Les quatre puissances alliées sont représentées au sein de la Cour : les Britanniques Geoffrey Lawrence, président du Tribunal qui donna une dignité toute britannique aux longs débats du procès, et Normann Birkett, les Français Henri Donnedieu de Vabres et Robert Falco, les Américains Francis Biddel et John Parker, les Soviétiques Iona Nikitchenko et Andrei Volchov. La documentation est impressionnante avec 16 000 pages de comptes-rendus et de documents, 300 000 déclarations, 240 dépositions dont celle du maréchal Paulus, vaincu de Stalingrad, et celle Severina Schmaglewskaya, rescapée de Treblinka. Un grand moment d’émotion eut lieu lors de la projection de films documentaires pris pendant l’occupation allemande et à la suite de la libération des camps.

La procédure suit le modèle anglo-saxon. L’acte d’accusation est lu dans son intégralité. Chaque accusé doit ensuite déclarer s’il plaide coupable ou non-coupable. Puis l’accusation expose son point de vue. Le tribunal demande alors à l’accusation et à la défense quels sont leurs moyens de preuve. Les témoins de l’accusation sont interrogés, puis ceux de la défense, juges, procureurs et avocats pouvant interroger librement témoins et accusés. Après les réquisitoires et les plaidoiries, les accusés peuvent faire une déclaration, avant que le tribunal ne se retire pour délibérer, prononcer le jugement et statuer sur la culpabilité et la peine de chaque accusé. Douze accusés sont condamnés à mort par pendaison dont Goering qui parvient à se suicider la veille de l’exécution, les militaire Keitel et Jodl, Ribbentrop, Frank, Frick, Kaltenbrunner, Sauckel, Rosenberg, Streicher, Seyss-Inquart.

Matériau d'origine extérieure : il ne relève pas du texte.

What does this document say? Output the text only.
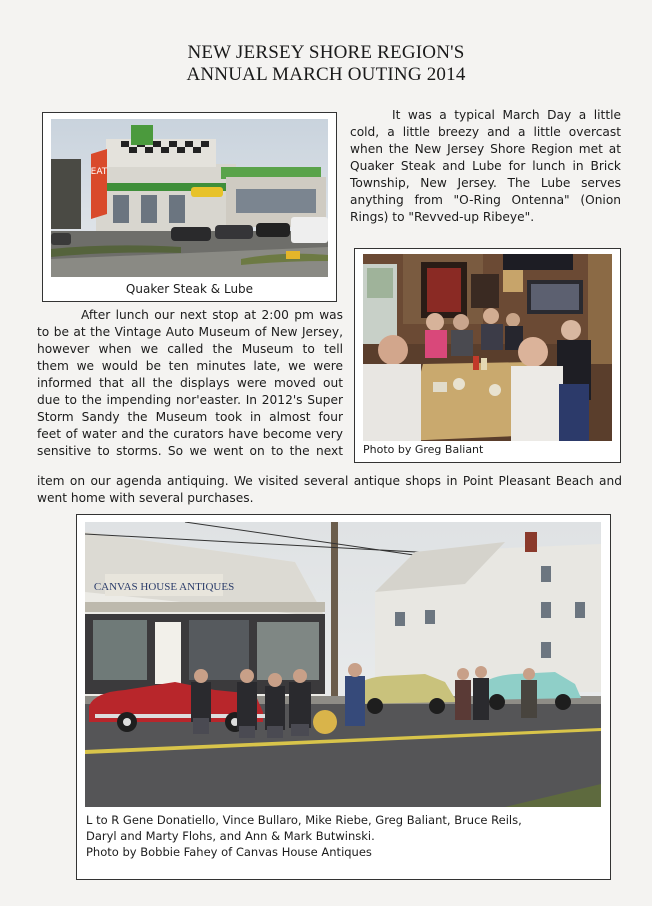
NEW JERSEY SHORE REGION'S
ANNUAL MARCH OUTING 2014
EAT
Quaker Steak & Lube
It was a typical March Day a little
cold, a little breezy and a little overcast
when the New Jersey Shore Region met at
Quaker Steak and Lube for lunch in Brick
Township, New Jersey. The Lube serves
anything from "O-Ring Ontenna" (Onion
Rings) to "Revved-up Ribeye".
Photo by Greg Baliant
After lunch our next stop at 2:00 pm was
to be at the Vintage Auto Museum of New Jersey,
however when we called the Museum to tell
them we would be ten minutes late, we were
informed that all the displays were moved out
due to the impending nor'easter. In 2012's Super
Storm Sandy the Museum took in almost four
feet of water and the curators have become very
sensitive to storms. So we went on to the next
item on our agenda antiquing. We visited several antique shops in Point Pleasant Beach and
went home with several purchases.
CANVAS HOUSE ANTIQUES
L to R Gene Donatiello, Vince Bullaro, Mike Riebe, Greg Baliant, Bruce Reils,
Daryl and Marty Flohs, and Ann & Mark Butwinski.
Photo by Bobbie Fahey of Canvas House Antiques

Les exécutions des condamnés à mort eurent lieu de 1 h 01 à 2 h 42, le 16 octobre 1946. Il y eut trois acquittements (Schacht, Papen et Fritsch). Les autres condamnés eurent à purger des peines de prison allant de la perpétuité (Hess, Funk libéré en 1957, Raeder libéré en 1955) à 20 ans (Speer, Schirach), 15 ans (Neurath) ou 10 ans (Dönitz) de réclusion.